There was more the next day as respected reporter Joe Posnanski, who happens to be working on a Paterno book about the octogenarian ex-coach, addressed a journalism class at the school. "Everyone has jumped to amazing conclusions based on one side of the story [U.S. grand jury report]" Posnanski is reported to have said.

"I know he's a good man, there's 60 years of proof. ... Paterno was always dangled by this university. ... If this happened at the University of Miami, no matter how bad it was, it wouldn't have elevated to this level. ... A lot of people came here to bury Joe. As a writer, I'm mad with that, as someone who's come to know the Paternos, I'm heartbroken." And so on.

Then there were the headlines from football types about how a sex scandal will affect Penn State recruiting, how will opponent Nebraska react Saturday, what the fans are losing in all this. How about the victims? La-la-la-la, we can't hear you. It took comedian Garry Shandling to sum it up in a tweet. "Conrad Murray walked away for a moment, and it was negligence. See a kid getting raped in the shower, and it's not a 911 call?!!"

If it all seems familiar, especially to Canadian hockey fans, is that we went through the same when Graham James's crimes were finally revealed after decades of adults looking the other way in the name of hockey while James pursued his sordid agenda on young men such as Sheldon Kennedy and Theo Fleury. In the fullness of time, Penn State's backers in the media will learn what Canadians learned from the James scandal. Negligence is complicity. And that stain never comes out.

Corporate buy-out

Telling sign for Penn State zealots that reality is creeping up. Sponsor's name suddenly disappears from Penn State backdrop used behind interviews. As the tie-dyed Occupy nostalgics like to say, "The whole world's watching."
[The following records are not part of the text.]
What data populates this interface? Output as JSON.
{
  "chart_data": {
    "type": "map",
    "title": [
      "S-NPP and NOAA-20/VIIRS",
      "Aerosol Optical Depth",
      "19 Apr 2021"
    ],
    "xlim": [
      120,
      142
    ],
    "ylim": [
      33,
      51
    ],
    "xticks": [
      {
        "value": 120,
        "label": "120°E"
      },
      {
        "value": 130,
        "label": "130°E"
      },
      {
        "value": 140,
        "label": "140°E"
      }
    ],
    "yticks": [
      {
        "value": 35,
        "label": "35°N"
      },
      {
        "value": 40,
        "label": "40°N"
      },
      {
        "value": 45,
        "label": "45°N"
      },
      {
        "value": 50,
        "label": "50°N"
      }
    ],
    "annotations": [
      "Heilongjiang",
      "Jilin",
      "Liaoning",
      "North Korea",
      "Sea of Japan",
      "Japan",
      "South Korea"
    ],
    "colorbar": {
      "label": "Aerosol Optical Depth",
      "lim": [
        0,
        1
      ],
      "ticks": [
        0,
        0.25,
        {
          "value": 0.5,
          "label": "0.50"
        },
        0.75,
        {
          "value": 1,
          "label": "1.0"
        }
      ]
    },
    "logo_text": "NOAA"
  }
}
Making An Ashton of Himself

Actor Ashton Kutcher paused from his duties sinking Two and a Half Men to tweet Wednesday that it showed "no class" to fire Paterno in this way. Then Kutcher explained he hadn't heard of any sex scandal. Apologized. But still will be taken seriously if he opposes the Keystone Energy pipeline. Hollywood.

Canadian takes

Props to TSN Wednesday for putting the Penn State story tops on their SportsCentre lineup instead of NHL. Good hustle. Meanwhile, Sportsnet Connected led with the Toronto Maple Leafs' goaltending woes. Then Penn State. Really? What would it take for the lineup guys there to bump The Monster and Ron Wilson?

The Penn State story has also been a good tonic for Prime Time Sports with Bob McCown, the kind of story he thrives on. The veteran host has had a couple of strong shows on the Paterno fiasco with Fleury, writer Mark Madson and others, rousing himself from his recent lethargy.

Tweet Fight

The scandal also drew two high-profile Canadian athletic figures into a Twitter debate. Calgary Stampeders quarterback Henry Burris, the former starter who's had a couple of dodgy moments on Twitter this year, tried to cut Paterno some slack, saying, "Everyones reacting as If Joe Paterno was in the shower... let's be upset and debate his going to the AD but everyone has a protocol."

That sparked the ire of Fleury, himself the victim of James' sexual abuse. "So protocol take precedence over a kid being sodomized in the shower. You report that to the police ASAP." The two then sniped as Burris kept trying to rationalize Paterno's role and Fleury speaking for the victims. Burris, the father of two boys, concluded by saying he wasn't admonishing Penn State or Paterno, and that such behaviour such be reported.

Flight Risk

Many media commentators have wondered how the grad assistant who witnessed the 2002 sexual assault in the shower by former Penn State assistant football coach Jerry Sandusky could have stood back and let it happen. It's complicated. The male engineering students at the École Polytechnique left their women colleagues alone in the classroom with Marc Lépine and never stopped him after he'd killed 11 of them. Flight is a powerful human instinct. Especially in a culture that tells our children to farm out confrontation to a third party.